OpenAI Falls Short of Weekly Activity and Revenue Targets, IPO Faces Pressure

nashnova Research
Published 2026-04-28About 8 min read

According to a Wall Street Journal report, OpenAI has recently failed to meet internally set targets for new users and revenue, raising concerns among some of the company's leadership about data center spending capabilities. CFO Sarah Friar has indicated to other executives that if revenue growth is not fast enough, the company may struggle to pay for the computing resources contracts in the future.

This pressure stems from OpenAI's highly aggressive strategy of computational power expansion in the past. The report states that Sam Altman drove the company to lock in a significant amount of data center capacity last year, incurring about 60 billion US dollars in future expenditure commitments for OpenAI, with the core logic being to use more computing power to support model iteration and product growth.

The slowing growth is changing the board's tolerance for this strategy. OpenAI originally planned to reach 1 billion weekly active users for ChatGPT by the end of last year, but the company has not yet announced this milestone, and the annual revenue target for ChatGPT has also not been achieved.

Competitive pressures are further compressing the margin of error for this model.

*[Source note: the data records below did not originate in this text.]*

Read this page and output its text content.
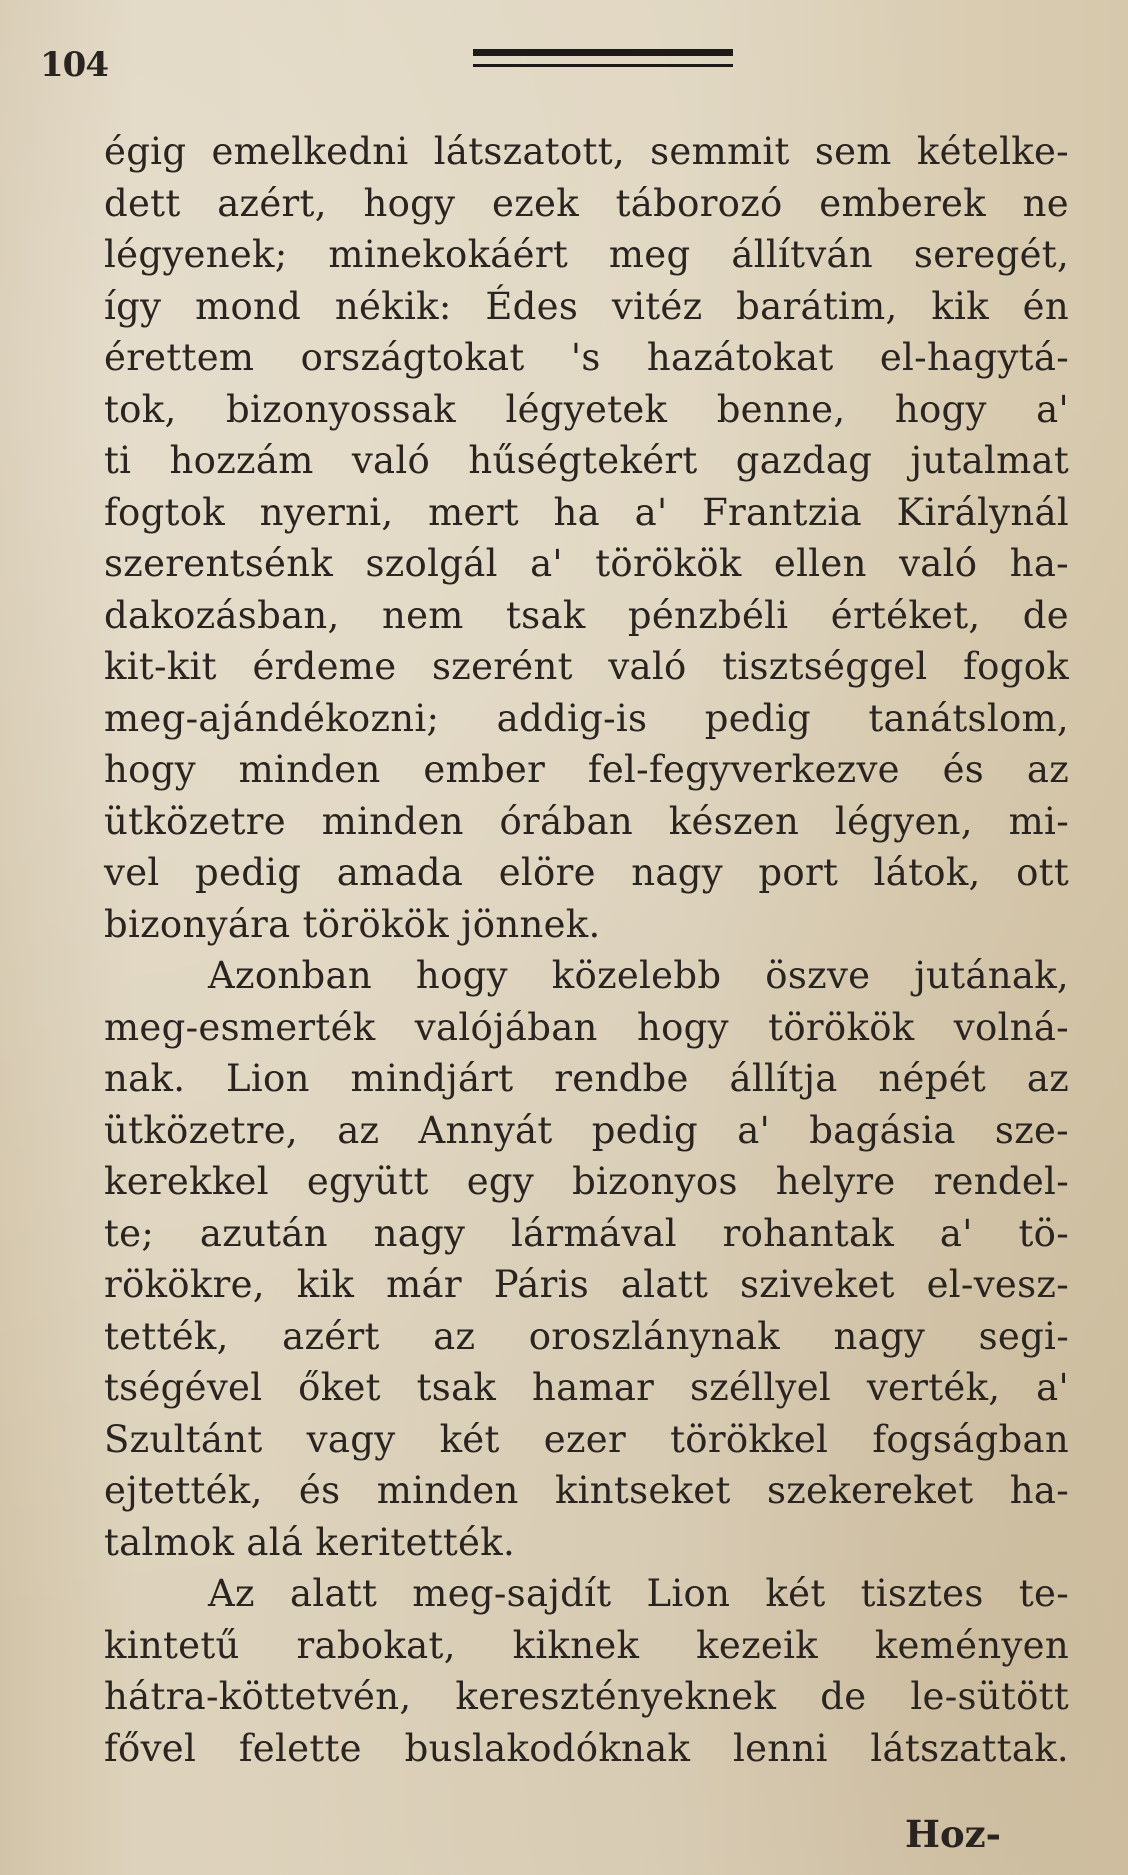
104
égig emelkedni látszatott, semmit sem kételke-
dett azért, hogy ezek táborozó emberek ne
légyenek; minekokáért meg állítván seregét,
így mond nékik: Édes vitéz barátim, kik én
érettem országtokat 's hazátokat el-hagytá-
tok, bizonyossak légyetek benne, hogy a'
ti hozzám való hűségtekért gazdag jutalmat
fogtok nyerni, mert ha a' Frantzia Királynál
szerentsénk szolgál a' törökök ellen való ha-
dakozásban, nem tsak pénzbéli értéket, de
kit-kit érdeme szerént való tisztséggel fogok
meg-ajándékozni; addig-is pedig tanátslom,
hogy minden ember fel-fegyverkezve és az
ütközetre minden órában készen légyen, mi-
vel pedig amada elöre nagy port látok, ott
bizonyára törökök jönnek.
Azonban hogy közelebb öszve jutának,
meg-esmerték valójában hogy törökök volná-
nak. Lion mindjárt rendbe állítja népét az
ütközetre, az Annyát pedig a' bagásia sze-
kerekkel együtt egy bizonyos helyre rendel-
te; azután nagy lármával rohantak a' tö-
rökökre, kik már Páris alatt sziveket el-vesz-
tették, azért az oroszlánynak nagy segi-
tségével őket tsak hamar széllyel verték, a'
Szultánt vagy két ezer törökkel fogságban
ejtették, és minden kintseket szekereket ha-
talmok alá keritették.
Az alatt meg-sajdít Lion két tisztes te-
kintetű rabokat, kiknek kezeik keményen
hátra-köttetvén, keresztényeknek de le-sütött
fővel felette buslakodóknak lenni látszattak.
Hoz-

The report mentions that Google Gemini grew rapidly at the end of last year and eroded OpenAI's market share; earlier this year, OpenAI also missed several monthly revenue targets due to lagging behind Anthropic in coding and the enterprise market.

To cushion the pressure from slowing growth, OpenAI is relying on financing, product growth, and cost control simultaneously. The company recently completed financing of 12.2 billion US dollars and stated that Codex is growing rapidly, also reducing costs by cutting projects such as Sora; on the other hand, the company stated in investor memos that compared to Anthropic, OpenAI has gained more computing capacity, which helps it reach more users.

However, this does not eliminate the constraints of cash consumption. The report states that some financing comes with conditions, and even if OpenAI achieves aggressive revenue targets, the company still expects to consume this financing over the next three years.

Therefore, the internal focus is shifting from "whether we can buy more computing power" to "whether revenue can cover the expansion of computing power" and "whether there is a governance foundation for going public on schedule". Friar has recently expressed reservations about the plan to go public within the year, citing the need for OpenAI to improve internal controls to meet the stricter disclosure requirements of publicly traded companies.

Content is for reference only, not financial advice.